PPARbeta/delta is involved in the control of both energy metabolism and basic cellular functions. Mice in which it is selectively ablated in skeletal muscle exhibit a muscle fiber-type switching toward lower oxidative capacity that precedes the development of obesity and diabetes, thus demonstrating that PPARbeta/delta is instrumental in myocytes to the maintenance of oxidative fibers and that fiber-type switching is likely to be the cause and not the consequence of these metabolic disorders. Pparbeta/delta ablation in the whole epithelial compartment of the mouse pancreas, results in an increased number of islets associated with hyperinsulinemia. Furthermore, the Golgi organization is altered and F-actin disassembly is increased, causing enhanced insulin secretion and associated systemic effects. These results provide evidence for a repressive role for PPARbeta/delta in b-cell mass and insulin exocytosis.

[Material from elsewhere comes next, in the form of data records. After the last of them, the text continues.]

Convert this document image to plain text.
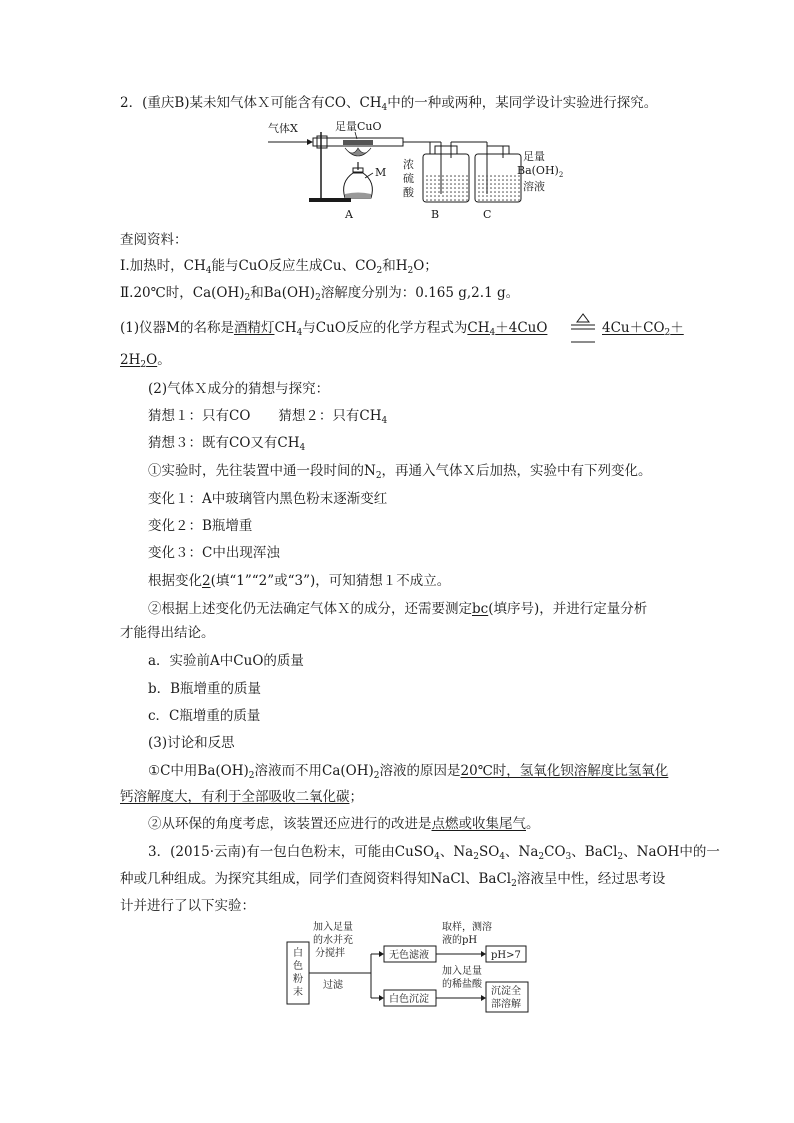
2．(重庆B)某未知气体Ｘ可能含有CO、$CH_4$中的一种或两种，某同学设计实验进行探究。
气体X	足量CuO
M
浓
硫
酸
足量
$Ba(OH)_2$
溶液
A	B	C
查阅资料：
Ⅰ.加热时，$CH_4$能与CuO反应生成Cu、$CO_2$和$H_2O$；
Ⅱ.20℃时，$Ca(OH)_2$和$Ba(OH)_2$溶解度分别为：0.165 g,2.1 g。
(1)仪器M的名称是酒精灯$CH_4$与CuO反应的化学方程式为$CH_4+4CuO$	$4Cu+CO_2+$
$2H_2O$。
(2)气体Ｘ成分的猜想与探究：
猜想１：只有CO 猜想２：只有$CH_4$
猜想３：既有CO又有$CH_4$
①实验时，先往装置中通一段时间的$N_2$，再通入气体Ｘ后加热，实验中有下列变化。
变化１：A中玻璃管内黑色粉末逐渐变红
变化２：B瓶增重
变化３：C中出现浑浊
根据变化2(填“1”“2”或“3”)，可知猜想１不成立。
②根据上述变化仍无法确定气体Ｘ的成分，还需要测定bc(填序号)，并进行定量分析
才能得出结论。
a．实验前A中CuO的质量
b．B瓶增重的质量
c．C瓶增重的质量
(3)讨论和反思
①C中用$Ba(OH)_2$溶液而不用$Ca(OH)_2$溶液的原因是20℃时，氢氧化钡溶解度比氢氧化
钙溶解度大，有利于全部吸收二氧化碳；
②从环保的角度考虑，该装置还应进行的改进是点燃或收集尾气。
3．(2015·云南)有一包白色粉末，可能由CuSO$_4$、$Na_2SO_4$、$Na_2CO_3$、BaCl$_2$、NaOH中的一
种或几种组成。为探究其组成，同学们查阅资料得知NaCl、BaCl$_2$溶液呈中性，经过思考设
计并进行了以下实验：
白
色
粉
末
加入足量
的水并充
分搅拌
过滤
无色滤液
取样，测溶
液的pH
pH>7
白色沉淀
加入足量
的稀盐酸
沉淀全
部溶解
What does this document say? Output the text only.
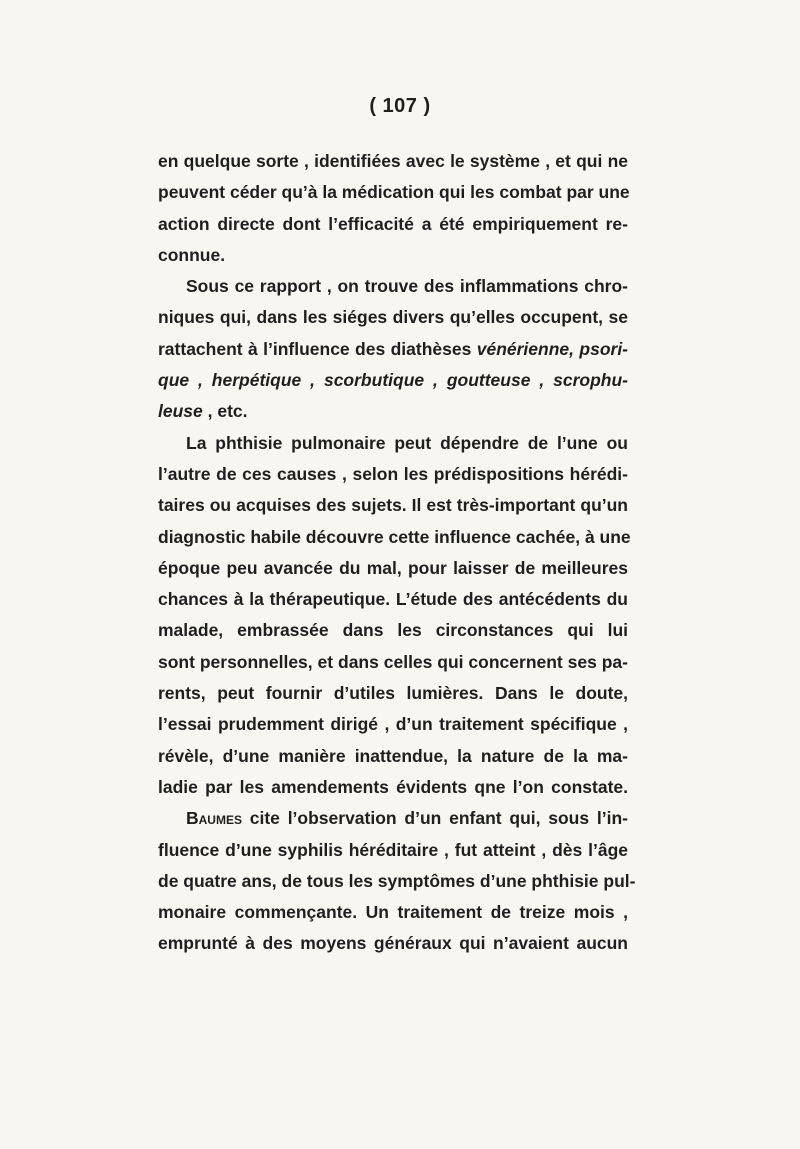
( 107 )
en quelque sorte , identifiées avec le système , et qui ne
peuvent céder qu’à la médication qui les combat par une
action directe dont l’efficacité a été empiriquement re-
connue.
Sous ce rapport , on trouve des inflammations chro-
niques qui, dans les siéges divers qu’elles occupent, se
rattachent à l’influence des diathèses vénérienne, psori-
que , herpétique , scorbutique , goutteuse , scrophu-
leuse , etc.
La phthisie pulmonaire peut dépendre de l’une ou
l’autre de ces causes , selon les prédispositions hérédi-
taires ou acquises des sujets. Il est très-important qu’un
diagnostic habile découvre cette influence cachée, à une
époque peu avancée du mal, pour laisser de meilleures
chances à la thérapeutique. L’étude des antécédents du
malade, embrassée dans les circonstances qui lui
sont personnelles, et dans celles qui concernent ses pa-
rents, peut fournir d’utiles lumières. Dans le doute,
l’essai prudemment dirigé , d’un traitement spécifique ,
révèle, d’une manière inattendue, la nature de la ma-
ladie par les amendements évidents qne l’on constate.
Baumes cite l’observation d’un enfant qui, sous l’in-
fluence d’une syphilis héréditaire , fut atteint , dès l’âge
de quatre ans, de tous les symptômes d’une phthisie pul-
monaire commençante. Un traitement de treize mois ,
emprunté à des moyens généraux qui n’avaient aucun
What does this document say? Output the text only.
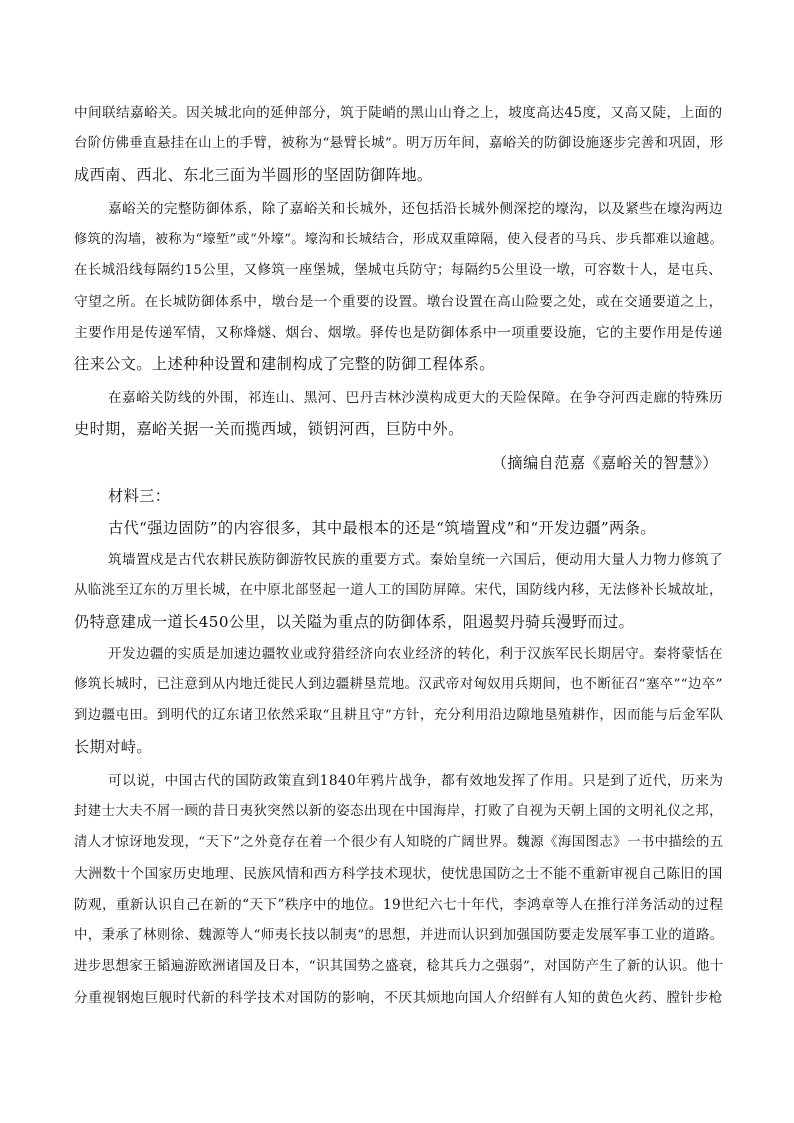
中间联结嘉峪关。因关城北向的延伸部分，筑于陡峭的黑山山脊之上，坡度高达45度，又高又陡，上面的
台阶仿佛垂直悬挂在山上的手臂，被称为“悬臂长城”。明万历年间，嘉峪关的防御设施逐步完善和巩固，形
成西南、西北、东北三面为半圆形的坚固防御阵地。
嘉峪关的完整防御体系，除了嘉峪关和长城外，还包括沿长城外侧深挖的壕沟，以及紧些在壕沟两边
修筑的沟墙，被称为“壕堑”或“外壕”。壕沟和长城结合，形成双重障隔，使入侵者的马兵、步兵都难以逾越。
在长城沿线每隔约15公里，又修筑一座堡城，堡城屯兵防守；每隔约5公里设一墩，可容数十人，是屯兵、
守望之所。在长城防御体系中，墩台是一个重要的设置。墩台设置在高山险要之处，或在交通要道之上，
主要作用是传递军情，又称烽燧、烟台、烟墩。驿传也是防御体系中一项重要设施，它的主要作用是传递
往来公文。上述种种设置和建制构成了完整的防御工程体系。
在嘉峪关防线的外围，祁连山、黑河、巴丹吉林沙漠构成更大的天险保障。在争夺河西走廊的特殊历
史时期，嘉峪关据一关而揽西域，锁钥河西，巨防中外。
（摘编自范嘉《嘉峪关的智慧》）
材料三：
古代“强边固防”的内容很多，其中最根本的还是“筑墙置戍”和“开发边疆”两条。
筑墙置戍是古代农耕民族防御游牧民族的重要方式。秦始皇统一六国后，便动用大量人力物力修筑了
从临洮至辽东的万里长城，在中原北部竖起一道人工的国防屏障。宋代，国防线内移，无法修补长城故址，
仍特意建成一道长450公里，以关隘为重点的防御体系，阻遏契丹骑兵漫野而过。
开发边疆的实质是加速边疆牧业或狩猎经济向农业经济的转化，利于汉族军民长期居守。秦将蒙恬在
修筑长城时，已注意到从内地迁徙民人到边疆耕垦荒地。汉武帝对匈奴用兵期间，也不断征召“塞卒”“边卒”
到边疆屯田。到明代的辽东诸卫依然采取“且耕且守”方针，充分利用沿边隙地垦殖耕作，因而能与后金军队
长期对峙。
可以说，中国古代的国防政策直到1840年鸦片战争，都有效地发挥了作用。只是到了近代，历来为
封建士大夫不屑一顾的昔日夷狄突然以新的姿态出现在中国海岸，打败了自视为天朝上国的文明礼仪之邦，
清人才惊讶地发现，“天下”之外竟存在着一个很少有人知晓的广阔世界。魏源《海国图志》一书中描绘的五
大洲数十个国家历史地理、民族风情和西方科学技术现状，使忧患国防之士不能不重新审视自己陈旧的国
防观，重新认识自己在新的“天下”秩序中的地位。19世纪六七十年代，李鸿章等人在推行洋务活动的过程
中，秉承了林则徐、魏源等人“师夷长技以制夷”的思想，并进而认识到加强国防要走发展军事工业的道路。
进步思想家王韬遍游欧洲诸国及日本，“识其国势之盛衰，稔其兵力之强弱”，对国防产生了新的认识。他十
分重视钢炮巨舰时代新的科学技术对国防的影响，不厌其烦地向国人介绍鲜有人知的黄色火药、膛针步枪
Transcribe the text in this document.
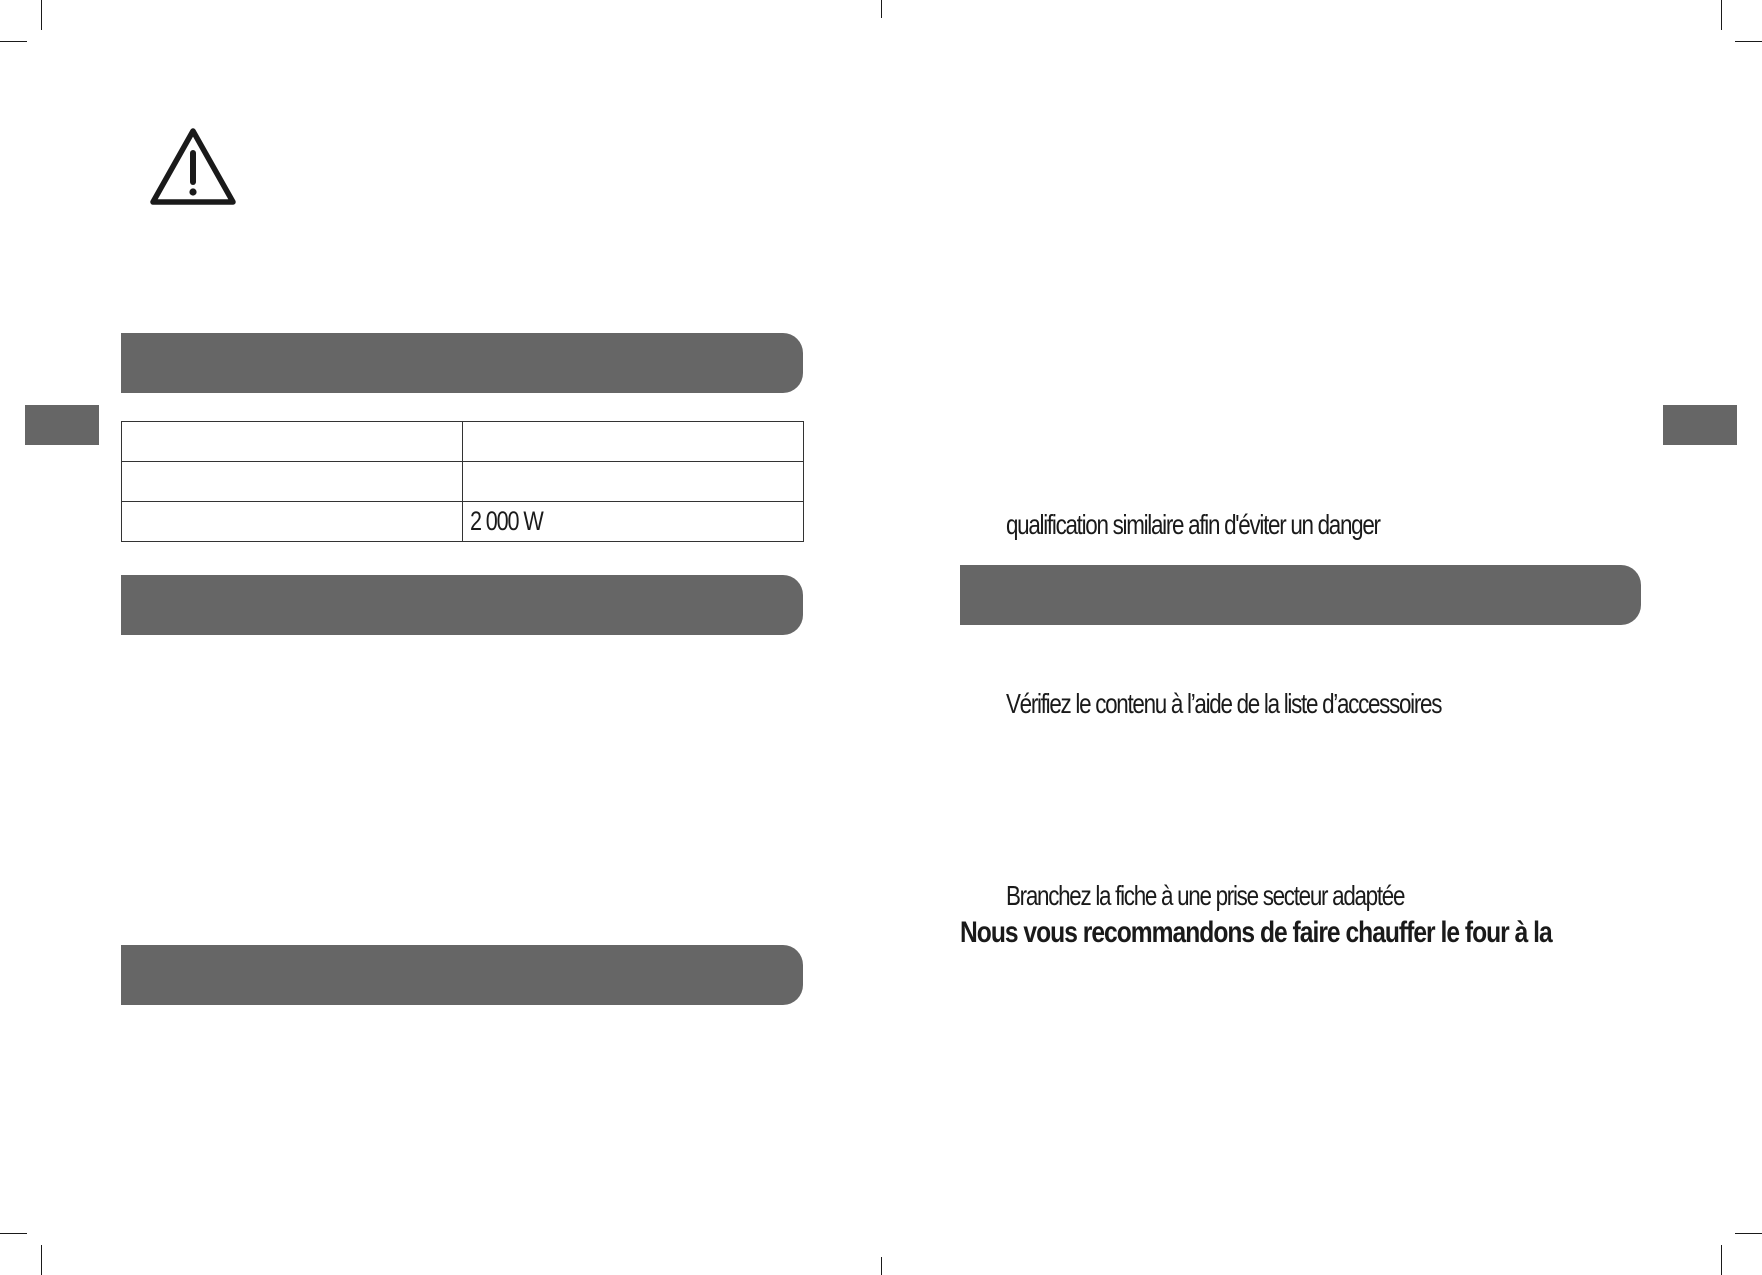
	2 000 W	qualification similaire afin d'éviter un danger
Vérifiez le contenu à l’aide de la liste d’accessoires
Branchez la fiche à une prise secteur adaptée
Nous vous recommandons de faire chauffer le four à la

PPARbeta/delta also promotes tissue repair. In response to hepatic injury caused by chronic carbon tetrachloride treatment, PPARbeta/delta enhances liver fibrosis by stimulating proliferation of hepatic stellate cells via the p38 and JNK MAPK pathways. Interestingly, an inflammation-induced activation of PPARbeta/delta expression in response to skin injury promotes keratinocyte survival, directional sensing, and migration over the wound bed. Thus, during wound healing, PPAReta/delta controls processes that are also involved in carcinogenesis. An investigation of PPARbeta/delta function in keratinocyte-derived UV-induced skin tumors unveiled a thus-far-unrecognized control by PPARbeta/delta over a pro-oncogenic pathway, identifying this receptor as a key factor for further epithelial cancer studies.
Taken together, these observations underscore the multifaceted roles of PPARbeta/delta in several major cellular and physiological functions.